Every worker — not just those who die in a mass catastrophe or on the same site — deserves to be remembered.

But as the Weekly Toll shows, most workers in this country die one at a time and receive — at most — minimal coverage in the local media. Often, their names are not even mentioned and the causes and follow-up are almost never explored.

I spend hours every week compiling the Weekly Toll, because every worker — not just those who die in a mass catastrophe or on the same site — deserves to be remembered. And reporters need to be encouraged to delve more deeply into the causes of these never-ending deaths and how they can be prevented.

Bottom line: we need more journalists like Barry and Zraick and more new outlets willing to run these stories.

4 thoughts on “Three Deaths. Three Years. Same Site”
  1. Outrageous, but sadly unsurprising story from New York. Thank you, Jordan, for sharing.

  2. I applaud you for your efforts to bring recognition to our fallen workers. We can fault journalists for not giving more press to safety and health, but they are simply giving the public what it wants.
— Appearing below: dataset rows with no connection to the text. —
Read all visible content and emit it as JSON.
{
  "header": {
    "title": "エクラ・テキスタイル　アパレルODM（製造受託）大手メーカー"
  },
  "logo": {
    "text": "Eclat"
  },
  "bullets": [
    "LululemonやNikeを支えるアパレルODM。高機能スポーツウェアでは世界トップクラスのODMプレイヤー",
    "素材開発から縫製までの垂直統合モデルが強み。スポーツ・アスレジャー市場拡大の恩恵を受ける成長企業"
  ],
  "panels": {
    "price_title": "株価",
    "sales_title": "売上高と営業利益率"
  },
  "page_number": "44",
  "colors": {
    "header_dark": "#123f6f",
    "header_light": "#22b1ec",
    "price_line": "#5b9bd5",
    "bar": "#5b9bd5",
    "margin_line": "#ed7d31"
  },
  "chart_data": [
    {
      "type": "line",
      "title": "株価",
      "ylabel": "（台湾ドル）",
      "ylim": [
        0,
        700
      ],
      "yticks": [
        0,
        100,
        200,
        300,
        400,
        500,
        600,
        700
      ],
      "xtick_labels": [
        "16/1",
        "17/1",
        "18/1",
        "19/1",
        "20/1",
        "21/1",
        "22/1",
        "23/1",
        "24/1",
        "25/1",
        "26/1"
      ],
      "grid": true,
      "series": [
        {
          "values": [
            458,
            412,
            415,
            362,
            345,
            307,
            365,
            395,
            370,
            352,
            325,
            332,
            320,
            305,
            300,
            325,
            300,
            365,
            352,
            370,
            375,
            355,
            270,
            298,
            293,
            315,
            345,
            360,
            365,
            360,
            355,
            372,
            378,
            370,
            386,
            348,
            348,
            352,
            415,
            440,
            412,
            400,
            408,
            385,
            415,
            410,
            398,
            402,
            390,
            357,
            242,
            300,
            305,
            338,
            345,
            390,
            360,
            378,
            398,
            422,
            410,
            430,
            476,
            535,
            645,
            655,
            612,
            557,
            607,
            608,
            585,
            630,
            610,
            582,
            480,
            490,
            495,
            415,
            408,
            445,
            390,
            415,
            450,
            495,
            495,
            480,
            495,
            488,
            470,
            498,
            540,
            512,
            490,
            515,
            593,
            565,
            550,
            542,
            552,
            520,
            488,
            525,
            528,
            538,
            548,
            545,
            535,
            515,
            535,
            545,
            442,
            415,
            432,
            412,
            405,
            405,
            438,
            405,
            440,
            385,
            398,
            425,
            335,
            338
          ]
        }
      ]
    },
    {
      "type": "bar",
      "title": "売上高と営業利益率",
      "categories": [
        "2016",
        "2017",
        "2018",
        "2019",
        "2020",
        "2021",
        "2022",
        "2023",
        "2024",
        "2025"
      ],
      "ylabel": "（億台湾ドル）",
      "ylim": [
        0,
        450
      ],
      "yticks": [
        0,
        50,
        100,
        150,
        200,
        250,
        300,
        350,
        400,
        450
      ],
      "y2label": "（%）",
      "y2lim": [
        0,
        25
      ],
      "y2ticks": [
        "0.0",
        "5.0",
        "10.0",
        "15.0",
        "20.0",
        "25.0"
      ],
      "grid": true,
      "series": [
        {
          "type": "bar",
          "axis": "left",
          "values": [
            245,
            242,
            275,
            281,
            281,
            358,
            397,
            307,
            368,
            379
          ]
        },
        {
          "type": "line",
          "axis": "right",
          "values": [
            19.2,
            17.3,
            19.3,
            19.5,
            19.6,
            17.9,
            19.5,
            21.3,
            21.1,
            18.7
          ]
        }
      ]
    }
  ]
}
The harsh reality is that a substantial amount of the public really doesn’t want to know the details of how others sacrifice so that they may have a better life. How many of our troops have died without a lick of recognition?
    There is a labor shortage in construction that includes workers and foremen. We all know safety and health suffers without leadership. A construction company owner could be the greatest safety zealot imaginable, but it means little if his foreman are not equally dedicated.
    Unfortunately, many contractors nowadays are having to take whoever they can get to stay in business. I work in construction management, so I know firsthand. People want to complain about the state of the field, yet how many parents today have encouraged their kids to pursue a career in construction management? And things are only going to get worse unless things change.
    A lot of construction fatalities involve smaller firms. No doubt some are greedy and negligent. But there are plenty that want to do the right thing, but there focus now is simply staying afloat.

  3. Thanks Jordan for highlighting this important article. As one who was present at the beginnings of the severe violator (then ‘egregious violation’) policy, the fines imposed for failing to report the accident/death seem far too low to serve a compliance or enforcement purpose. The article reminded me of how workplace fatalities are covered up in many of the places I’ve worked–privately and with impunity.

  4. This week, we had a serious discussion concerning our inability to consistently get concrete delivered to our construction sites. One of our contractors told us of two different pours during which the provider stopped in the middle of the pour and basically said “we’re out of here.” There are various issues causing the shortage, i.e. one local concrete company has half as many drivers as it does trucks. Or how about the huge Amazon distribution center that is buying up all of the concrete in our relatively rural area….while we are trying to expand a company’s ability to provide life-saving goods.

    Supply chain and labor issues are wreaking havoc in the construction industry. And the ripple effects ultimately make their way down to the trenches, where a very stressed out workforce exists. Our guys like being busy and get stressed seeing their projects get delayed. And when they get stressed, they take chances. Sure we need better construction standards, more CSHO’s, and for some bad actor companies to go away. But, these things will do little to improve safety in construction if we do not address the complex economical forces that are making it exceedingly difficult to plan and execute efficiently. How can companies work on improving safety when they are struggling to keep their projects afloat? Let’s be real. How many of us are thinking about “getting better” in our own lives when we are in survival mode? The threat of greater fines will not have a significant impact on fatality reduction. How many of us have seen workers go right back to their old behaviors after job-threatening, come to Jesus safety stand-downs? Companies are no different.